Geerhardus Vos, writing in 1902:
Whatever may be charged against the intellectualism of the period when orthodoxy reigned supreme, it can claim credit at least for having been broad minded and well balanced in its appreciation of the infinite complexity and richness of the life of God. The music of that theology may not always please modern ears, because it seems lacking in sweetness; but it ranged over a wider scale and made better harmonies than the popular strains of today.
On the other hand, it is plain that where the religious interest is exclusively concentrated upon the will and entirely exhausts itself in attempts at solving the concrete, practical problems of life, no strong incentive will exist for reflecting upon any other aspect of the nature of God than His love, because all that is required of God is that He shall serve as the norm and warrant for Christian philanthropic effort.
It is a well-known fact that all heresy begins with a partial truth. So it is in the present case.
No one will deny that in the Scriptural disclosure of truth the divine love is set forth as a most fundamental principle, nor that the embodiment of this principle in our human will and action forms a prime ingredient of that subjective religion which the Word of God requires of us.
But it is quite possible to overemphasize this one side of truth and duty as to bring into neglect other exceedingly important principles and demands of Christianity. The result will be that, while no positive error is taught, yet the equilibrium both in consciousness and life is disturbed and a condition created in which the power of resistance to the inroads of spiritual disease is greatly reduced.

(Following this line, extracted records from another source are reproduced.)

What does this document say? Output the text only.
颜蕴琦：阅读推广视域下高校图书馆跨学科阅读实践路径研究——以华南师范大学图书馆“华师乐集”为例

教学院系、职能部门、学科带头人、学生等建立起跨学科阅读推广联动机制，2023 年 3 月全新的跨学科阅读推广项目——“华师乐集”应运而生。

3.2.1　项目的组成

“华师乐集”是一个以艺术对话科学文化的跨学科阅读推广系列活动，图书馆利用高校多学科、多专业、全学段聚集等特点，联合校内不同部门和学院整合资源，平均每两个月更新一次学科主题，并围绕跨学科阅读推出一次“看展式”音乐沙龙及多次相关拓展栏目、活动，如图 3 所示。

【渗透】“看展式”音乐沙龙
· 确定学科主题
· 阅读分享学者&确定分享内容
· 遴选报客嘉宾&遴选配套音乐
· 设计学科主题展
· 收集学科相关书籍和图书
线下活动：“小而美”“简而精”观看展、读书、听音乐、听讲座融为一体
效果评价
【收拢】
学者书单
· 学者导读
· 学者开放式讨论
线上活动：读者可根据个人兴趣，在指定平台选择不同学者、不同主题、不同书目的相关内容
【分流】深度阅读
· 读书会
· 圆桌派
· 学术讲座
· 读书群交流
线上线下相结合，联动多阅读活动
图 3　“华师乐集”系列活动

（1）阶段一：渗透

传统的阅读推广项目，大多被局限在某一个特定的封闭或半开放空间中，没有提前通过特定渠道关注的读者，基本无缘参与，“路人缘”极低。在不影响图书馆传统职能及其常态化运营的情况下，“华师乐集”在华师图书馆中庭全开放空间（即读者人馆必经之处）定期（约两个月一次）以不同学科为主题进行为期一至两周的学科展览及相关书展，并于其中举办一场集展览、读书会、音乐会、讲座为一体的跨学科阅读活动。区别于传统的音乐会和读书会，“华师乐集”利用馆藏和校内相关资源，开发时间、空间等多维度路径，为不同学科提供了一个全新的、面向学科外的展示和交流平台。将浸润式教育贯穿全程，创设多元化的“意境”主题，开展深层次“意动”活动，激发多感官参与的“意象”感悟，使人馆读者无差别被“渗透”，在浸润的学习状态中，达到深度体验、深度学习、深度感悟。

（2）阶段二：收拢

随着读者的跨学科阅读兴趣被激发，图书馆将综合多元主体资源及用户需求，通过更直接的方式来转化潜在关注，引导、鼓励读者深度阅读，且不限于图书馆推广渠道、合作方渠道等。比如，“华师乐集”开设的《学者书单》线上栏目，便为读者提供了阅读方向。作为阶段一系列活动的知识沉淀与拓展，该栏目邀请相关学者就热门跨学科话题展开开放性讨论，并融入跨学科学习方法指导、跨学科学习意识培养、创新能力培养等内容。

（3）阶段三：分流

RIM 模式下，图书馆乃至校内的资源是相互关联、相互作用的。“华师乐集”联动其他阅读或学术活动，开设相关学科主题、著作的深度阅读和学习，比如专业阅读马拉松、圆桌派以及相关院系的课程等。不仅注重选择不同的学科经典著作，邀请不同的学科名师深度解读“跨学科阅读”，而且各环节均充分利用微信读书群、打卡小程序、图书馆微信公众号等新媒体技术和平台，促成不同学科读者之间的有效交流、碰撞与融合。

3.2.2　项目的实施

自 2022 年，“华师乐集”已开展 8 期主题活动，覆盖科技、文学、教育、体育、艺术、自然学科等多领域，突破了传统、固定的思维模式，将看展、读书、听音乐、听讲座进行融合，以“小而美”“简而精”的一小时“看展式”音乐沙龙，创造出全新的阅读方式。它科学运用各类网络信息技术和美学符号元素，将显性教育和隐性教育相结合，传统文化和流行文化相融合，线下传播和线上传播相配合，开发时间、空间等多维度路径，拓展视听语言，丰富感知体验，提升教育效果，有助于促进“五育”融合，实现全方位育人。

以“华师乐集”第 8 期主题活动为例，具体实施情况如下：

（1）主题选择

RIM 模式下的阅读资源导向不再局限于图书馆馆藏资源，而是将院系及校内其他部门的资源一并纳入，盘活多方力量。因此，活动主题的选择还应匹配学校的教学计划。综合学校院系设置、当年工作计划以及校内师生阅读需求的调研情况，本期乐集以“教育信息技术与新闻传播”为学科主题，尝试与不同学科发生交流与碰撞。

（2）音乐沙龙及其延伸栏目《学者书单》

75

There can be little doubt that in this manner the one-sidedness and exclusiveness with which the love of God has been preached to the present generation is largely responsible for that universal weakening of the sense of sin, and the consequent decline of interest in the doctrines of atonement and justification, which even in orthodox and evangelical circles we all see and deplore.
But this by no means reveals the full extent of the danger to which the tendency we are speaking of has exposed us. It is impossible for any practical displacement of the balance of truth to continue for a long time without endeavoring to perpetuate and justify itself by means of a corresponding reconstruction of the entire doctrinal system. Thus what may have been at first no more than a matter of relative emphasis inevitably tends to become a question of positive theoretical error, such as makes the return to normal conditions in practical religious life more difficult than before.
From Vos’s essay, “The Scriptural Doctrine of the Love of God,” The Presbyterian and Reformed Review 13 (1902): 1-37.